常磐道のあおり運転暴行事件で、主犯の宮崎文夫容疑者(43)の暴行シーンをガラケーで撮影していた喜本奈津子容疑者(51)に間違えられ、ネットで炎上した女性がいる。女性Aさんは23日 (2019年8月)記者会見を開き、恐怖体験を語るとともにデマ投稿を行った人たちに対し法的責任を追及する姿勢を見せた。
デマ拡散させる人間には「普通の母親」や会社重役も
宮崎容疑者は8月16日に指名手配されたが、この時点では喜本容疑者の氏名は公表されておらず、ネット上で特定の動きが過熱していた。そんな中で翌17日午前4時頃、Aさんのアカウントや顔写真と共に「ガラケー女はA」というデマ情報が流れ始める。宮崎容疑者がAさんのインスタグラムをフォローしており、Aさんの写真に写る帽子やサングラスが喜本容疑者と似ていたことが原因と考えられるが、詳細ははっきりしていない。
Aさんへの誹謗中傷は10万件以上に達し、スマホは通知が鳴りっぱなし。Aさんが経営する会社にも嫌がらせ電話が入った。
朝6時過ぎに友人から情報を知らされたAさん。7時44分にSNSで「発信された情報は事実と異なる」と発信したことで、「デマなんじゃないか」という投稿が増えるなど流れが変わり始めた。翌日、喜本容疑者が逮捕されると、ネットは手のひらを返したようにデマを非難する流れになった。

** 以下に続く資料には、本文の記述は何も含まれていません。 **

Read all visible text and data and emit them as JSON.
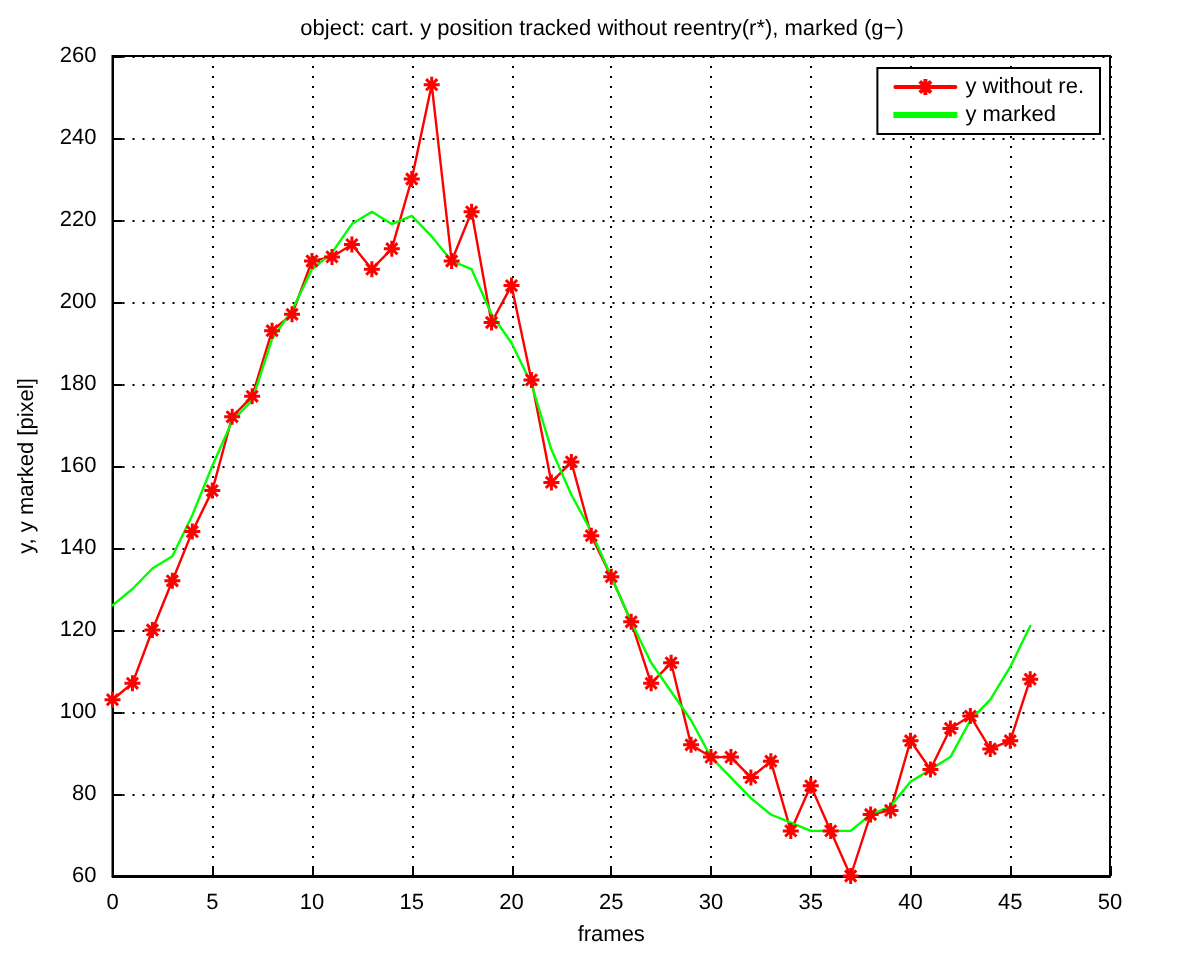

「ビビット」はデマ拡散した男性に接触した。男性は「冷静に見れば信用するにたらない情報ですが、拡散された数の多さで信用してしまった。深く反省している。訴えられるなら仕方がない」と語る。
スタジオには1999年夏に「殺人事件の犯人」という事実無根のデマを流されたスマイリーキクチさんも生出演、「拡散が多ければ事実に化けるのがネット」とデマの恐怖を語った。
本当に正義感ある人は「匿名」でやらない
拡散の流れは、まず「特定班」と呼ばれる人たちが情報を投稿することから始まる。その情報がまとめサイトに集約されるのだが、これらのサイトは広告収入を稼ぐため激しい文言が使われることが多い。並行してリツイートなどでの炎上が発生し、ネット掲示板やニュースサイトに拡散していく。
デマを広める人たちは自分が正しいという正義感があるから厄介だ。しかもごく普通の人たちが多い。Aさんは「今回の誹謗中傷を行った人には、小さな子を持つお母さんやお父さんがいる。『もし自分が』『もし子どもが』と考えたらどう対応するのか」と語る。キクチさんも「僕の時も、妊婦や企業の重役もいた」と証言する。
ITジャーナリストの三上洋さんによると、炎上、拡散させる人はネットユーザーの0.5%程度。社会不安から感じる怒りと悪いヤツを懲らしめるという正義感からデマを拡散するという。
スマイリーキクチ「正義感のある人は、匿名で言葉の集団リンチをしない」
政井マヤ(フリーアナ)「裏付けなしで誰かを誹謗中傷するのは誤った正義感。報道機関は裏取りをしっかりやる」
カンニング竹山(お笑い芸人)「記者でもなんでもない若い子が書いているニュースサイトは信じちゃダメ。本当?と思った時にはネットではなく、新聞・テレビなどオールドメディアの報道を待つ」
ネットデマに対する刑罰だが、清水陽平弁護士によると、名誉毀損・業務妨害・侮辱罪にあたる可能性があり、リツイートやいいね!だけでも責任を問われることがある。
三上洋「匿名で発信しても、問題書き込みに対して情報開示請求すれば発信者がわかる」
スマイリーキクチ「名誉毀損の相場は最近100万円。最初の書き込みが借金だとすると、リツイートは連帯保証人になること」
ネットデマに巻き込まれた時は、正しい情報を発信するとともに、URLがわかる状態で画面を印刷、都道府県警察本部のサイバー犯罪相談窓口に相談するなどの対処法がある。情報発信には慎重になるとともに毅然とした対応が重要だ。